The college football season kicks off tonight, which means it’s only two days until my beloved Texas Longhorns – yes, I bleed Burnt Orange – take the field against Louisiana-Monroe. Now before you laugh at the Warhawks chances against the preseason #2 team in the nation, remember it was just two years ago they upset Alabama, and the Crimson Tide’s head coach is the highest paid in the game.

One trait Mack Brown, Nick Saban and other mega-millionaire coaches share is the ability to observe players, determine what each does best, and place them in positions to succeed. When Mack had Ricky Williams running to the Heisman, Texas was a power-I team. A few years later, they instituted the zone read to take advantage of Vince Young’s speed at quarterback. Last year, Colt McCoy set an all-time record for percentage completion.

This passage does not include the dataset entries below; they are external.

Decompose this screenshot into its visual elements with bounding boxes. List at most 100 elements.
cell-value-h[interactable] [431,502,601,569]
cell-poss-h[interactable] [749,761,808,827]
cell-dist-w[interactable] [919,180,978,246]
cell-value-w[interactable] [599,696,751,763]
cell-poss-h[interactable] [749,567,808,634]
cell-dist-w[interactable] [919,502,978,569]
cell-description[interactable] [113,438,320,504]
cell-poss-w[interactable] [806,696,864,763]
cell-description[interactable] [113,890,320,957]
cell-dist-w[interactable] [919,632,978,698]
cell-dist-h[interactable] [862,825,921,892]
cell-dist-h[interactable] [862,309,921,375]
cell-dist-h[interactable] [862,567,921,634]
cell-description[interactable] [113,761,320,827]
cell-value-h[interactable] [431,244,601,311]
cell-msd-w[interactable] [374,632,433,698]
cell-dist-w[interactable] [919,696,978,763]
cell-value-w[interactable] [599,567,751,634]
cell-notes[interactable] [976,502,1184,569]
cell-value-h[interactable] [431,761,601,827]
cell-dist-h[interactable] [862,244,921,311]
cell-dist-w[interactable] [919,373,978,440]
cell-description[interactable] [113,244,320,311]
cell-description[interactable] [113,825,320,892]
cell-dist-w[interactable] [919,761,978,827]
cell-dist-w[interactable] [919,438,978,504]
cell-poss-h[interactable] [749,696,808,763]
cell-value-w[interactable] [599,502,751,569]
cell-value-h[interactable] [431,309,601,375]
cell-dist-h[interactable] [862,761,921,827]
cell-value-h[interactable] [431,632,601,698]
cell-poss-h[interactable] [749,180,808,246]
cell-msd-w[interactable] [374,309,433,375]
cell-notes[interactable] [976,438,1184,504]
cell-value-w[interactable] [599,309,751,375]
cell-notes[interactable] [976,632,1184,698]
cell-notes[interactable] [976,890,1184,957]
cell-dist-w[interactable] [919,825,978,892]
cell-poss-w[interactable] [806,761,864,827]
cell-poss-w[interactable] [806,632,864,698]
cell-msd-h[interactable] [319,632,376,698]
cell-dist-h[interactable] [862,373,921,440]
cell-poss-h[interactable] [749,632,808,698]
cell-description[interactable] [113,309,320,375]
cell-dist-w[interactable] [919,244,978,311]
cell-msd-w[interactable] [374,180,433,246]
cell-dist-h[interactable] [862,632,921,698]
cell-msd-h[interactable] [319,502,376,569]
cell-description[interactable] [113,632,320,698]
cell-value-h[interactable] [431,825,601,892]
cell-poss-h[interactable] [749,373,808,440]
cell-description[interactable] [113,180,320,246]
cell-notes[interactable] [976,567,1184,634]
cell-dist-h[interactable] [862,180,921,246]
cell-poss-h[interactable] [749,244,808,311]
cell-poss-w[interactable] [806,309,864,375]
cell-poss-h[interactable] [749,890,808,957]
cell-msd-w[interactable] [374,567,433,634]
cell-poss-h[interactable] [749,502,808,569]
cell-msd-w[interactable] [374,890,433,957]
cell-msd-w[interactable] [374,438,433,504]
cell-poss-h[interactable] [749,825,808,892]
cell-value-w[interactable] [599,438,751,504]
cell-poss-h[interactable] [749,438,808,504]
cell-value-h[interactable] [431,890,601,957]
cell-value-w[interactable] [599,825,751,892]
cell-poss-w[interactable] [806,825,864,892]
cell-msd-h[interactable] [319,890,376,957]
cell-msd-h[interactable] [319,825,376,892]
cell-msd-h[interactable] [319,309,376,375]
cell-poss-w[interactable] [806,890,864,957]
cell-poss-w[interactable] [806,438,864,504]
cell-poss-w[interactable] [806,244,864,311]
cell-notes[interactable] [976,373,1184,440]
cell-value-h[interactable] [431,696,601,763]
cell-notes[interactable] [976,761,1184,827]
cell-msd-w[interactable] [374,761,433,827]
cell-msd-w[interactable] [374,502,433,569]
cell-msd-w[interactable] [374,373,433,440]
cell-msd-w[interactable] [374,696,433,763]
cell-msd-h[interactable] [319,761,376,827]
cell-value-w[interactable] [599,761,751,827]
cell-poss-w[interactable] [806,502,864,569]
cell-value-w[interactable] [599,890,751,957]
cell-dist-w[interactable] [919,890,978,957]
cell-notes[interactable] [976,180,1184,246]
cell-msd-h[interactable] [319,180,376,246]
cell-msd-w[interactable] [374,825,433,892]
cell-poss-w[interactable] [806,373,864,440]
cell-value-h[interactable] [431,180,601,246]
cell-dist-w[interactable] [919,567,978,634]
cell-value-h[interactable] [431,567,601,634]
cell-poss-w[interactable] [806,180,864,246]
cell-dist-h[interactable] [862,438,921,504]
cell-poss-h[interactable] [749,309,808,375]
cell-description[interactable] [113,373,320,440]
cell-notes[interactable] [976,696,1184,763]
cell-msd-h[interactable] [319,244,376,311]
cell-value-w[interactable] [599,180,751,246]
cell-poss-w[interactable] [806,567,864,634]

Three different superstars; three different approaches. Lots of wins.

Business leaders would do well to take a lesson from college football coaches. Instead of struggling to fit your team members into your preconceived views/job descriptoins of what they need to be doing, look at their talents and figure out what they would be best at doing. Then go and recruit others to fill in the gaps.

At Texas, the best athletes also perform on special teams. Thus, Sergio Kindle, a preseason All-America lineman, is on the punt block unit, and Jordan Shipley, who has 132 career pass receptions, returns punts and kickoffs. When you have talented people, find a way to keep them on the field doing what they do better than anyone else.